If you thought the TBTF banks couldn’t stoop any lower, think again. If this doesn’t prove without a shadow of a doubt that the more you coddle and bailout the big banks, the more brazen, criminal and out of control they become. I guess entering the slumlord business and running the food stamp program just wasn’t good enough. In their latest scheme, we find that JP Morgan (of course), Bank of America and Wells Fargo (Uncle Warren’s pet) are at the center of what can only be called a global loan-sharking business that prays on destitute American citizens. Basically, the way the scam works is payday lenders set up shop overseas in locations such as Granada, Belize or the Isle of Man in order to avoid various state laws against payday loans. The key link in the chain are the TBTF crony banks who process the loans and facilitate the interest charges, which can be well over 500%. So what’s in it for the banks? Huge fees of course. Absolutely disgusting, but par for the course for these guys. From the New York Times:
Major banks have quickly become behind-the-scenes allies of Internet-based payday lenders that offer short-term loans with interest rates sometimes exceeding 500 percent.

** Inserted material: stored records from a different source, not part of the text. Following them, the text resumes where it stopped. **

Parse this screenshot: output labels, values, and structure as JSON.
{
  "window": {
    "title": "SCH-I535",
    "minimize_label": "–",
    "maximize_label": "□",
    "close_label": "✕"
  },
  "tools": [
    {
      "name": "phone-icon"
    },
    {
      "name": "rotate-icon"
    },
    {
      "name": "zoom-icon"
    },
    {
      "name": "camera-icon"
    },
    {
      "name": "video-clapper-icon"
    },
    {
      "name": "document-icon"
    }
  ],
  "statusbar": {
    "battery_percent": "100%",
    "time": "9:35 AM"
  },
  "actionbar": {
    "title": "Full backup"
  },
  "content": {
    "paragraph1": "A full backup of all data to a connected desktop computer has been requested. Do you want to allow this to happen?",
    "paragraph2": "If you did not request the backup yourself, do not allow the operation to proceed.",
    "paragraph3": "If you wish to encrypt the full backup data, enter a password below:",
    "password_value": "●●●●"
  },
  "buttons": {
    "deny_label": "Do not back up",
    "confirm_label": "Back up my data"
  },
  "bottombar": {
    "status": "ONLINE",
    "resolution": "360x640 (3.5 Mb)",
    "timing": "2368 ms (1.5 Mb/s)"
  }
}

With 15 states banning payday loans, a growing number of the lenders have set up online operations in more hospitable states or far-flung locales like Belize, Malta and the West Indies to more easily evade statewide caps on interest rates.
While the banks, which include giants like JPMorgan Chase, Bank of America and Wells Fargo, do not make the loans, they are a critical link for the lenders, enabling the lenders to withdraw payments automatically from borrowers’ bank accounts, even in states where the loans are banned entirely. In some cases, the banks allow lenders to tap checking accounts even after the customers have begged them to stop the withdrawals.

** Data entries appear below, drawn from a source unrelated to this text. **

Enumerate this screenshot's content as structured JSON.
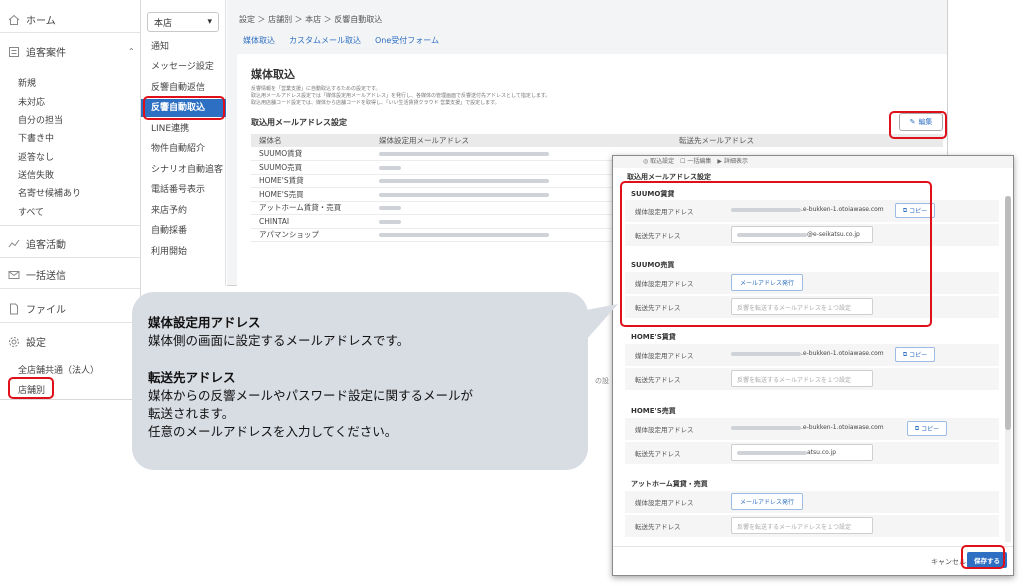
{
  "sidebar": {
    "home": "ホーム",
    "attraction": "追客案件",
    "items": [
      "新規",
      "未対応",
      "自分の担当",
      "下書き中",
      "返答なし",
      "送信失敗",
      "名寄せ候補あり",
      "すべて"
    ],
    "activity": "追客活動",
    "bulk": "一括送信",
    "file": "ファイル",
    "settings": "設定",
    "all_stores": "全店舗共通（法人）",
    "by_store": "店舗別"
  },
  "subnav": {
    "store_value": "本店",
    "items": [
      "通知",
      "メッセージ設定",
      "反響自動返信",
      "反響自動取込",
      "LINE連携",
      "物件自動紹介",
      "シナリオ自動追客",
      "電話番号表示",
      "来店予約",
      "自動採番",
      "利用開始"
    ]
  },
  "main": {
    "breadcrumb": "設定 ＞ 店舗別 ＞ 本店 ＞ 反響自動取込",
    "subtabs": [
      "媒体取込",
      "カスタムメール取込",
      "One受付フォーム"
    ],
    "title": "媒体取込",
    "desc": [
      "反響情報を「営業支援」に自動取込するための設定です。",
      "取込用メールアドレス設定では「媒体設定用メールアドレス」を発行し、各媒体の管理画面で反響送付先アドレスとして指定します。",
      "取込用店舗コード設定では、媒体から店舗コードを取得し、「いい生活賃貸クラウド 営業支援」で設定します。"
    ],
    "section_title": "取込用メールアドレス設定",
    "edit_label": "編集",
    "table_headers": [
      "媒体名",
      "媒体設定用メールアドレス",
      "転送先メールアドレス"
    ],
    "table_rows": [
      "SUUMO賃貸",
      "SUUMO売買",
      "HOME'S賃貸",
      "HOME'S売買",
      "アットホーム賃貸・売買",
      "CHINTAI",
      "アパマンショップ"
    ]
  },
  "modal": {
    "behind_text": "◎ 取込設定　☐ 一括編集　▶ 詳細表示",
    "title": "取込用メールアドレス設定",
    "label_media": "媒体設定用アドレス",
    "label_forward": "転送先アドレス",
    "copy_label": "コピー",
    "issue_label": "メールアドレス発行",
    "forward_placeholder": "反響を転送するメールアドレスを１つ設定",
    "sections": [
      {
        "name": "SUUMO賃貸",
        "media_email": ".e-bukken-1.otoiawase.com",
        "forward_email": "@e-seikatsu.co.jp"
      },
      {
        "name": "SUUMO売買"
      },
      {
        "name": "HOME'S賃貸",
        "media_email": ".e-bukken-1.otoiawase.com"
      },
      {
        "name": "HOME'S売買",
        "media_email": ".e-bukken-1.otoiawase.com",
        "forward_email": "atsu.co.jp"
      },
      {
        "name": "アットホーム賃貸・売買"
      }
    ],
    "cancel_label": "キャンセル",
    "save_label": "保存する"
  },
  "callout": {
    "head1": "媒体設定用アドレス",
    "text1": "媒体側の画面に設定するメールアドレスです。",
    "head2": "転送先アドレス",
    "text2a": "媒体からの反響メールやパスワード設定に関するメールが",
    "text2b": "転送されます。",
    "text2c": "任意のメールアドレスを入力してください。"
  },
  "colors": {
    "accent": "#2d6fc2",
    "highlight": "#e0101a",
    "callout_bg": "#d8dce3"
  }
}
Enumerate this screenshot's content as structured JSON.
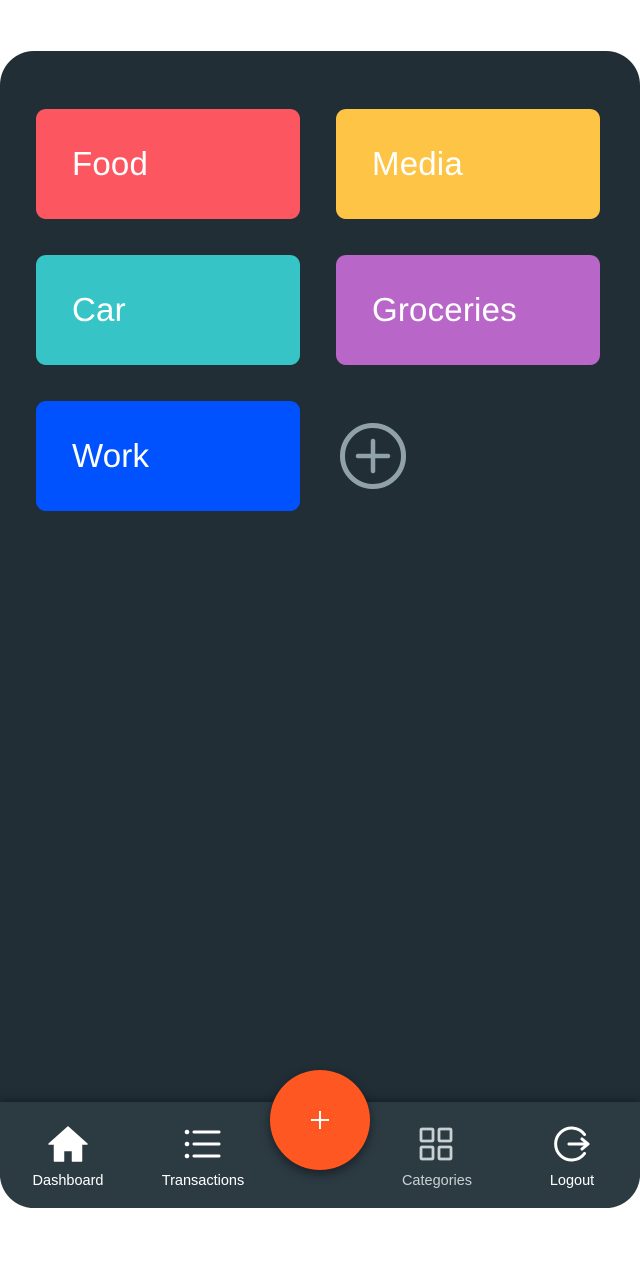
{
  "categories": [
    {
      "label": "Food",
      "color": "#fc5761"
    },
    {
      "label": "Media",
      "color": "#fec445"
    },
    {
      "label": "Car",
      "color": "#37c4c7"
    },
    {
      "label": "Groceries",
      "color": "#b866c8"
    },
    {
      "label": "Work",
      "color": "#0052ff"
    }
  ],
  "add_category": {
    "icon": "plus-circle-icon",
    "color": "#90a1aa"
  },
  "fab": {
    "icon": "plus-icon",
    "color": "#ff5722"
  },
  "nav": {
    "dashboard": {
      "label": "Dashboard",
      "icon": "home-icon"
    },
    "transactions": {
      "label": "Transactions",
      "icon": "list-icon"
    },
    "categories": {
      "label": "Categories",
      "icon": "grid-icon"
    },
    "logout": {
      "label": "Logout",
      "icon": "logout-icon"
    }
  },
  "colors": {
    "background": "#212e36",
    "nav_background": "#2c3a42"
  }
}
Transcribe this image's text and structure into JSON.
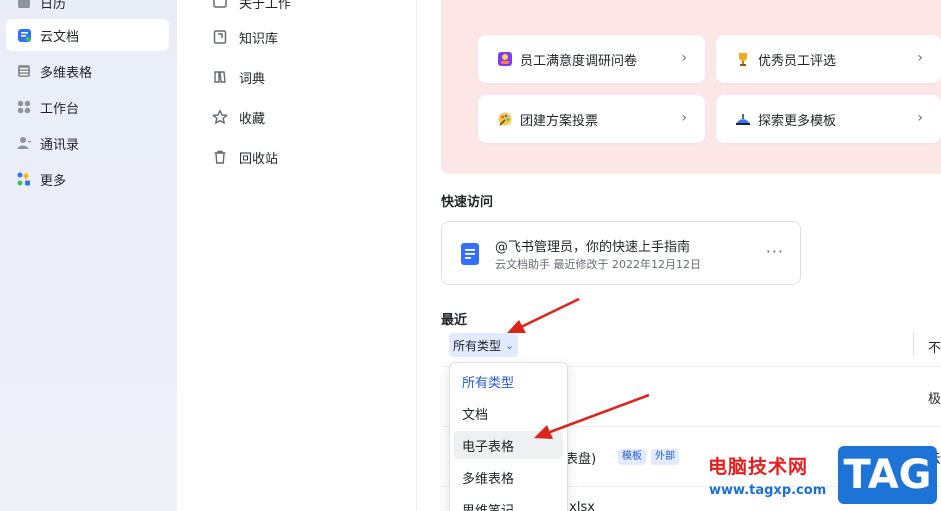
{
  "nav": {
    "items": [
      {
        "label": "日历"
      },
      {
        "label": "云文档"
      },
      {
        "label": "多维表格"
      },
      {
        "label": "工作台"
      },
      {
        "label": "通讯录"
      },
      {
        "label": "更多"
      }
    ]
  },
  "docs_nav": {
    "items": [
      {
        "label": "关于工作"
      },
      {
        "label": "知识库"
      },
      {
        "label": "词典"
      },
      {
        "label": "收藏"
      },
      {
        "label": "回收站"
      }
    ]
  },
  "templates": [
    {
      "label": "员工满意度调研问卷",
      "icon": "survey-icon"
    },
    {
      "label": "优秀员工评选",
      "icon": "trophy-icon"
    },
    {
      "label": "团建方案投票",
      "icon": "palette-icon"
    },
    {
      "label": "探索更多模板",
      "icon": "explore-icon"
    }
  ],
  "quick_access": {
    "title": "快速访问",
    "card_title": "@飞书管理员，你的快速上手指南",
    "card_meta": "云文档助手 最近修改于 2022年12月12日",
    "more": "···"
  },
  "recent": {
    "title": "最近",
    "filter_label": "所有类型",
    "right_header": "不",
    "rows": [
      {
        "name": "",
        "right": "极"
      },
      {
        "name": "(表盘)",
        "tags": [
          "模板",
          "外部"
        ],
        "right": "云"
      },
      {
        "name": ".xlsx",
        "right": ""
      }
    ]
  },
  "dropdown": {
    "options": [
      "所有类型",
      "文档",
      "电子表格",
      "多维表格",
      "思维笔记"
    ],
    "selected": "所有类型",
    "hovered": "电子表格"
  },
  "watermark": {
    "site_name": "电脑技术网",
    "url": "www.tagxp.com",
    "badge": "TAG"
  },
  "colors": {
    "accent": "#3370ff",
    "banner": "#fde6e6",
    "arrow": "#d9261c"
  }
}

For the banks, it can be a lucrative partnership. At first blush, processing automatic withdrawals hardly seems like a source of profit. But many customers are already on shaky financial footing. The withdrawals often set off a cascade of fees from problems like overdrafts.
Some state and federal authorities say the banks’ role in enabling the lenders has frustrated government efforts to shield people from predatory loans — an issue that gained urgency after reckless mortgage lending helped precipitate the 2008 financial crisis.

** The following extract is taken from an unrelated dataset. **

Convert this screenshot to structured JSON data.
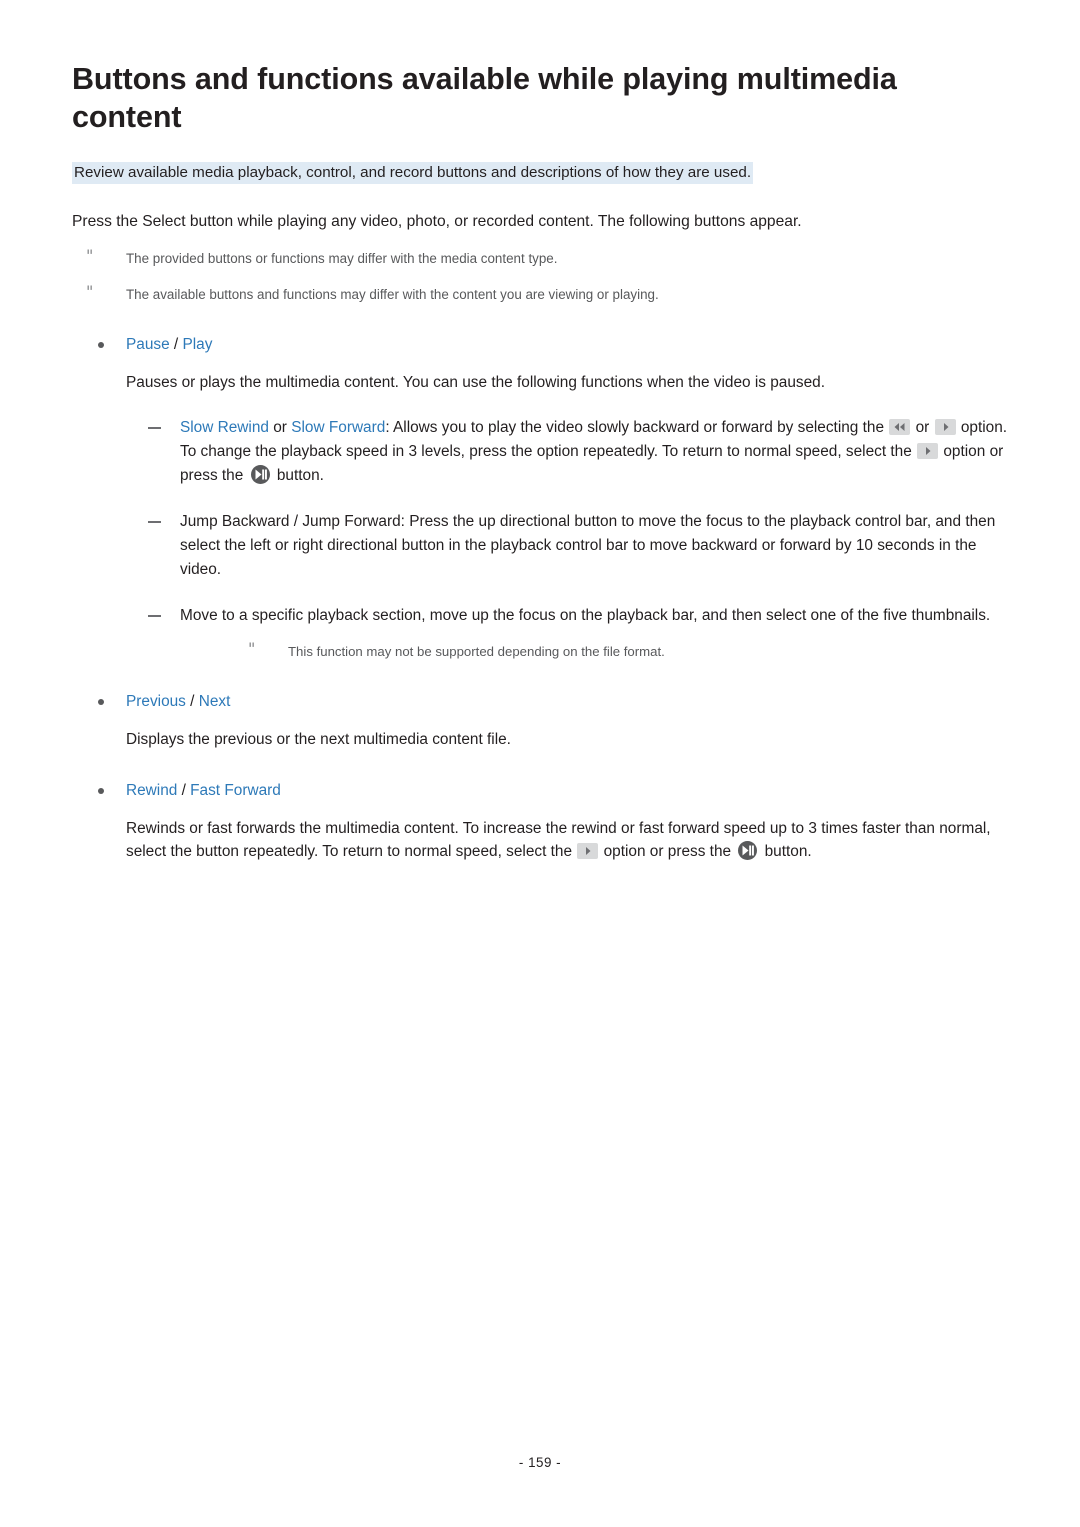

Yeah guys, that’s what you get for NEVER prosecuting them.
While the loans are simple to obtain — some online lenders promise approval in minutes with no credit check — they are tough to get rid of. Customers who want to repay their loan in full typically must contact the online lender at least three days before the next withdrawal. Otherwise, the lender automatically renews the loans at least monthly and withdraws only the interest owed. Under federal law, customers are allowed to stop authorized withdrawals from their account. Still, some borrowers say their banks do not heed requests to stop the loans.
Ivy Brodsky, 37, thought she had figured out a way to stop six payday lenders from taking money from her account when she visited her Chase branch in Brighton Beach in Brooklyn in March to close it. But Chase kept the account open and between April and May, the six Internet lenders tried to withdraw money from Ms. Brodsky’s account 55 times, according to bank records reviewed by The New York Times. Chase charged her $1,523 in fees — a combination of 44 insufficient fund fees, extended overdraft fees and service fees.
Jaime Dimon, America’s best bankster, no doubt about that.
For Subrina Baptiste, 33, an educational assistant in Brooklyn, the overdraft fees levied by Chase cannibalized her child support income. She said she applied for a $400 loan fromLoanshoponline.com and a $700 loan from Advancemetoday.com in 2011. The loans, with annual interest rates of 730 percent and 584 percent respectively, skirt New York law.
Ms. Baptiste said she asked Chase to revoke the automatic withdrawals in October 2011, but was told that she had to ask the lenders instead. In one month, her bank records show, the lenders tried to take money from her account at least six times. Chase charged her $812 in fees and deducted over $600 from her child-support payments to cover them.
“I don’t understand why my own bank just wouldn’t listen to me,” Ms. Baptiste said, adding that Chase ultimately closed her account last January, three months after she asked.
I am truly concerned for the future of the mafia in America, their entire business model has been taken over by JP Morgan.